Tuesday, January 5, 2010

Moynihan's mea culpa way too little, way too late

Posted by John Grooms on Tue, Jan 5, 2010 at 5:01 PM

As my colleague Rhi Bowman pointed out, new Bank of America CEO Brian Moynihan “admitted” in Raleigh yesterday that big banks are partly responsible for the economic crisis. In similar news, Hurricane Katrina admitted that it was partly responsible for New Orleans being “inconvenienced” in 2005.

Moynihan also “admitted” that banks had increased penalty fees on its customers and that "these fees hit a small group of customers particularly hard as the economy hit the skids." What Moynihan didn’t say is that those high penalty fees and loanshark-level interest rates would be going away anytime soon. It’s like someone “admitting” he’s stabbed you in the gut and then walking away without even taking the knife out.

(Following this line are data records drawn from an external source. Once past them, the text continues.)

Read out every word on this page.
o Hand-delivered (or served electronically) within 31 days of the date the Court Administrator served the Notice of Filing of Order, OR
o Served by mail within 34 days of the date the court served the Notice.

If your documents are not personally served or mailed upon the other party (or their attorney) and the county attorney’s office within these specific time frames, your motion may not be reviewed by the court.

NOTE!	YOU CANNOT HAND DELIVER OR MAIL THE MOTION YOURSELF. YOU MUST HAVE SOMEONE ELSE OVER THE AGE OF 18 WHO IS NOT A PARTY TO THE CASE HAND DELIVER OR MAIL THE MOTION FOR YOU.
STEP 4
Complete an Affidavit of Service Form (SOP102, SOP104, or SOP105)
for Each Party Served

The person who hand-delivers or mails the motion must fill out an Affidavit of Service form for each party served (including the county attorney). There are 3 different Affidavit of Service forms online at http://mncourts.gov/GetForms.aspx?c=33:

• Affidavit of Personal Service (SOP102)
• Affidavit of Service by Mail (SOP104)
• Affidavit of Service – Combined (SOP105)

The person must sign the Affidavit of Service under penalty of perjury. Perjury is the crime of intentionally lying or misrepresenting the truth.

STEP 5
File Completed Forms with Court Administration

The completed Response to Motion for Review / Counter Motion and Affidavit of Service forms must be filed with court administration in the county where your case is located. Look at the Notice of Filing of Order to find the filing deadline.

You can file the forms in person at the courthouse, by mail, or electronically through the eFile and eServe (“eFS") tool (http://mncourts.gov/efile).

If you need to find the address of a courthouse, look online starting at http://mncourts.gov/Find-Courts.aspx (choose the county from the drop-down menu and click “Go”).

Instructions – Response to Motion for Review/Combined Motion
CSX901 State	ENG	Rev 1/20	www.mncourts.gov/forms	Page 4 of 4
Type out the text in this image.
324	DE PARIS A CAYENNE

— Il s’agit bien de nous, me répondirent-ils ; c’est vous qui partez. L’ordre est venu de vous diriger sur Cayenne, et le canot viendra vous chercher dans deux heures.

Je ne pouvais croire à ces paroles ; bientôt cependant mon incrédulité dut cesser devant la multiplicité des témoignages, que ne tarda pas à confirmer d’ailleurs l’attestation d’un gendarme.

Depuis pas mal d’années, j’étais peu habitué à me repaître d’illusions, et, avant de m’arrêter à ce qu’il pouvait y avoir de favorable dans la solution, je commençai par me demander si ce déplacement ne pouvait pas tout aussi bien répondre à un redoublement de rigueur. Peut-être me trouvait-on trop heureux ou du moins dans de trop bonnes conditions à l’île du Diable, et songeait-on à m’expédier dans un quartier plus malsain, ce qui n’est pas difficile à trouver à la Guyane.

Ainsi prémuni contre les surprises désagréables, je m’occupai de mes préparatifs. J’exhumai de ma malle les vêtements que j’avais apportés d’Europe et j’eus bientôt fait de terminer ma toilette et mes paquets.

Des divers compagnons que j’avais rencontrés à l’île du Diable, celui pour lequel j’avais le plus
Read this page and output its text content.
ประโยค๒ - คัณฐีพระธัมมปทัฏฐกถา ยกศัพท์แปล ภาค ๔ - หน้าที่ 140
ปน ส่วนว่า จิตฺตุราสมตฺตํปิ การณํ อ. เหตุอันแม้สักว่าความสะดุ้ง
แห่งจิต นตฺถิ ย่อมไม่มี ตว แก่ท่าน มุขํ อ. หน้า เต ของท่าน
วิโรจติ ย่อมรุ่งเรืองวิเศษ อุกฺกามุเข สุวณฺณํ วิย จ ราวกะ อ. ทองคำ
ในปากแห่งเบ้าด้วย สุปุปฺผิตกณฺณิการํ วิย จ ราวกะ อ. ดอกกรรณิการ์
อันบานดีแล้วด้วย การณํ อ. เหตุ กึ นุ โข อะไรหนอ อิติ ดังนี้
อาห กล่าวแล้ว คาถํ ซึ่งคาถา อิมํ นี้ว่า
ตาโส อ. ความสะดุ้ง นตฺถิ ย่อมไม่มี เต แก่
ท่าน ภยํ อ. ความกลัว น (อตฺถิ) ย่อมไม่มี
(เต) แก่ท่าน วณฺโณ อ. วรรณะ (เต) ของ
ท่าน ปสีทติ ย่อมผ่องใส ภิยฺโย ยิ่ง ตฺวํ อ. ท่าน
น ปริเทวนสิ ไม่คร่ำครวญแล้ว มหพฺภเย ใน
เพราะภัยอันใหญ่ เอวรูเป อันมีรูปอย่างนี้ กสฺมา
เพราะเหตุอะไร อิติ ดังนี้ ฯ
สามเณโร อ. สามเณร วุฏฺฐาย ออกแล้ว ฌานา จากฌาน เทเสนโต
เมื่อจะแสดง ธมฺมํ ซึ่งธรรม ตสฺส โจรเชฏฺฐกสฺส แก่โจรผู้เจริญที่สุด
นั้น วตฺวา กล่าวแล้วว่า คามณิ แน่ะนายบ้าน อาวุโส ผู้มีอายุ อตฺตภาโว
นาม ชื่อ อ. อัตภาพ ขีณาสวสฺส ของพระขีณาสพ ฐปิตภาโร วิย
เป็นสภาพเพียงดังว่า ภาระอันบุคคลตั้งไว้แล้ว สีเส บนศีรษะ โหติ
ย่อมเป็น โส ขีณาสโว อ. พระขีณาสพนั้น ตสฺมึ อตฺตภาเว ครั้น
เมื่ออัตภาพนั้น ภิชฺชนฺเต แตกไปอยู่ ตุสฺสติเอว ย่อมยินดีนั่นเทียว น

Moynihan also said that "The vehicles and practices that got us here, and have cost our industry billions of dollars in capital through losses, have to be reformed." Which would almost be believable if BofA wasn’t fighting tooth and nail in Congress, along with other big financial interests, to derail attempts to mandate reform and pass a Consumer Protection Act. We’ve seen all too clearly the results of lax regulations in the banking industry, and Congress needs to move ahead quickly to get the wolves back in their pens, despite Moynihan’s apologetic PR moves.